By: Tzipora Lederman, Communications Manager

On Tuesday, February 28th, the Luzerne County City Council passed an Anti-Corruption Resolution by a 10:1 vote, thanks to Represent NEPA, the Represent.Us chapter in Northeastern Pennsylvania.

Represent NEPA is on a roll: they already passed their first Anti-Corruption Resolution in Wilkes-Barre, PA, in January and they're planning to pass a third this month in Pittston, PA.

Represent NEPA: Small, Ambitious, Effective

Peter Ouelette is the Represent NEPA Chapter Leader. The way Peter sees it, “big money in politics is really the central issue of our time, and we can't address any other issues without leveling the playing field first and fixing our corrupt political system.”
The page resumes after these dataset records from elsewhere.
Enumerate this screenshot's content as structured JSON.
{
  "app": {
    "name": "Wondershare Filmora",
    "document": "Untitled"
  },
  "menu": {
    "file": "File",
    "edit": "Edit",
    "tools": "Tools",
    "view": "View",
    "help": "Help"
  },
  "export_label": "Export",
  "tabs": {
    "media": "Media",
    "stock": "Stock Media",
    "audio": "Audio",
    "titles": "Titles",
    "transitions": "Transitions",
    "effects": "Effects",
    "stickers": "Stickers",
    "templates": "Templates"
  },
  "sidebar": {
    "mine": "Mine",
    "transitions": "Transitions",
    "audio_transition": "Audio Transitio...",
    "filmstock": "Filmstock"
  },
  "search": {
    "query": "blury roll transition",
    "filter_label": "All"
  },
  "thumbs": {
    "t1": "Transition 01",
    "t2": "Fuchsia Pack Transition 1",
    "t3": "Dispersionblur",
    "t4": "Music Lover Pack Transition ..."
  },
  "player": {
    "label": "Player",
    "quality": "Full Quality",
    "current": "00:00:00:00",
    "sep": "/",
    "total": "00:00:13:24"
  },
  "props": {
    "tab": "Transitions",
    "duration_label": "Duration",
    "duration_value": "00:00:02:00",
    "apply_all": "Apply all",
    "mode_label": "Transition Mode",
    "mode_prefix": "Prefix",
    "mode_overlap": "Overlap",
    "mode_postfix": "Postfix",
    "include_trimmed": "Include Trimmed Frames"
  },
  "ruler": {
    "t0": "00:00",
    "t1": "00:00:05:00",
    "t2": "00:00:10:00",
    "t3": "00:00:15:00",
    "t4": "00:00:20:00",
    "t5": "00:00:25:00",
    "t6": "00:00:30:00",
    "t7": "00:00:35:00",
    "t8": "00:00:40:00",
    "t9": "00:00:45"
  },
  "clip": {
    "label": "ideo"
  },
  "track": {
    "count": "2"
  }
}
So he started a Represent.Us chapter in June 2016, and worked with other local Represent.Us members to pass resolutions.

Represent NEPA is the perfect example of how much a small group of people can get done. The chapter has five core members, who each bring unique skills to the group. The chapter includes former volunteers from Bernie Sanders' presidential campaign and a General Motors veteran.

The work this chapter has done in just two months is a great reminder to us amidst national corruption scandals that people at the local level can take action right now to help fix our broken political system.
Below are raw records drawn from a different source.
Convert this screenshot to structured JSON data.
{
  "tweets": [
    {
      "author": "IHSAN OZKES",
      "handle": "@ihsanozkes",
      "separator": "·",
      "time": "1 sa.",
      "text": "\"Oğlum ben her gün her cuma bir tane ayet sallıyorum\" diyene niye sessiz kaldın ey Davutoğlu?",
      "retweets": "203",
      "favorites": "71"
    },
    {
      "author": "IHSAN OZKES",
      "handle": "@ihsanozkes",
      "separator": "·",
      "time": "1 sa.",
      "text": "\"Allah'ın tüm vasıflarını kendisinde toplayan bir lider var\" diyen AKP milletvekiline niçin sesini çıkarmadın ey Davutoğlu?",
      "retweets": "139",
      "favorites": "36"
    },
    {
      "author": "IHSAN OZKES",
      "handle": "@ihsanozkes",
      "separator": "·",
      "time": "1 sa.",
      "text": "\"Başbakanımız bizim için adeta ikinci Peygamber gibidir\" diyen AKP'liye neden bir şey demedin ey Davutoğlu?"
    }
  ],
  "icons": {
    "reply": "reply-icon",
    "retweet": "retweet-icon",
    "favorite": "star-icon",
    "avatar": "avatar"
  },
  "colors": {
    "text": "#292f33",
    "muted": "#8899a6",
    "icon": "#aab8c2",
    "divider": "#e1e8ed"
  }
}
Why does PA need anti-corruption reform?

Is there actually a corruption problem in Pennsylvania? In a word, yes.

In a 2015 nonpartisan State Integrity Investigation, which evaluates and ranks states based on their corruption risk, Pennsylvania received an F grade, ranking 45th out of all 50 states.

This abysmal grade, coupled with the notorious “Kids for Cash” scandal and a statewide law enforcement communications project that has cost over $800 million and Peter called “legalized corruption,” has created an environment where local anti-corruption work is more important than ever.

Advice for passing your own resolution

We asked Peter for advice on how to pass an Anti-Corruption Resolution. His answer may surprise you, if you see politicians as adversaries:

"Work closely with the city council, be willing to collaborate with the legislators, get to know the media and above all, stick to the goal and don't get distracted."

Peter also said that putting aside political differences was a crucial element. It might feel hard to do, but corruption affects all of us, and according to Peter, we need to work together to “get legalized corruption out of the way.”